Credit Suisse shareholders backed the reelection of chairman Urs Rohner with a surprising level of support: the controversial lawyer had been at the center of a pay furor at the Swiss bank in recent weeks.
Urs Rohner, chairman of Credit Suisse, survived the annual rite of corporate passage, winning reelection to office from just over 90 percent of shareholders.
The overwhelming support for Rohner is surprising: the resilient former lawyer had sparked anger from both retail shareholders in Switzerland as well as of shareholder groups like Glass Lewis and Ethos Fund.

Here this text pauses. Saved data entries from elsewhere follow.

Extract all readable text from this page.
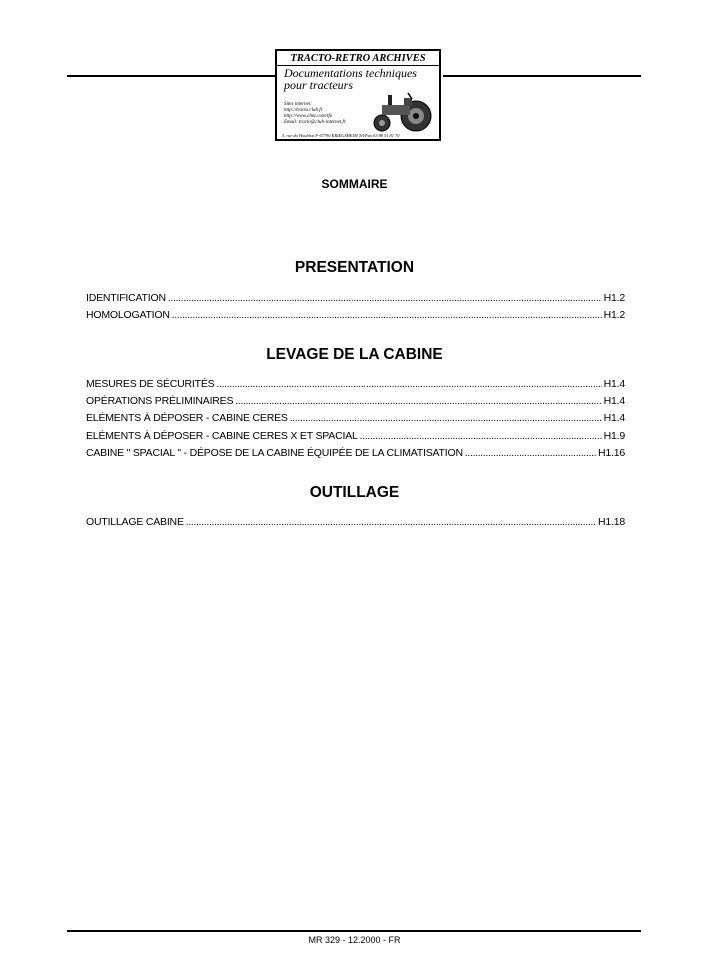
TRACTO-RETRO ARCHIVES
Documentations techniques
pour tracteurs
Sites internet:
http://tracto.club.fr
http://www.chez.com/tfo
Email: tracto@club-internet.fr
3, rue du Houblon F-67790 KRIEGSHEIM Tel/Fax 03 88 51 81 70
SOMMAIRE
PRESENTATION
IDENTIFICATION .....	H1.2
HOMOLOGATION .....	H1.2
LEVAGE DE LA CABINE
MESURES DE SÉCURITÉS .....	H1.4
OPÉRATIONS PRÉLIMINAIRES .....	H1.4
ELÉMENTS À DÉPOSER - CABINE CERES .....	H1.4
ELÉMENTS À DÉPOSER - CABINE CERES X ET SPACIAL .....	H1.9
CABINE " SPACIAL " - DÉPOSE DE LA CABINE ÉQUIPÉE DE LA CLIMATISATION .....	H1.16
OUTILLAGE
OUTILLAGE CABINE .....	H1.18
MR 329 - 12.2000 - FR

Ultimately, Rohner and Chief Executive Tidjane Thiam were forced to back down from their original bonus plans to calm the waters, which it only partly did.
Last-Minute Apology
At first, Rohner made the issue worse rather than better. Swiss-based Ethos Fund called for him to step down, and Rohner acknowledged missteps in an apology to shareholders on Friday.
Just 10 percent of shareholders followed Ethos' recommendation to oppose Rohner. The 90 percent reelection rate is nevertheless a snub for the 58-year-old chairman – it is the weakest by far of all board members. Richard Thornburgh, a former CSFB investment banker whose reelection was also opposed by Glass Lewis, garnered 94 percent approval from shareholders.
Bonus Ire
Credit Suisse's controversial pay report eked out a 58 percent approval, which Rohner said he had noted as a signal from shareholders. An absolution of management and board conduct, unique to Swiss corporate law, passed with 88 percent of investors.
The results raise the question of whether the under-fire Rohner has successfully neutralized his opponents. He enjoys the approval of major shareholders including Qatar, Saudi Arabia's Olayan group, U.S. fund house Harris Associates, Norway, and U.S. asset manager Blackrock.
Tactical Move
Rohner likely sealed his approval with a host of last-minute, shareholder-friendly measures including promising a cash dividend instead of scrips, a higher payout ratio and already flagging a dividend intention for this year.
He even sweetened the bitter pill of a 4 billion Swiss franc cash call, offering the shares at a steep discount to current trading. Rohner, who has said he wants to preside the Credit Suisse board until 2021, appears to have headed off any opposition to his regency.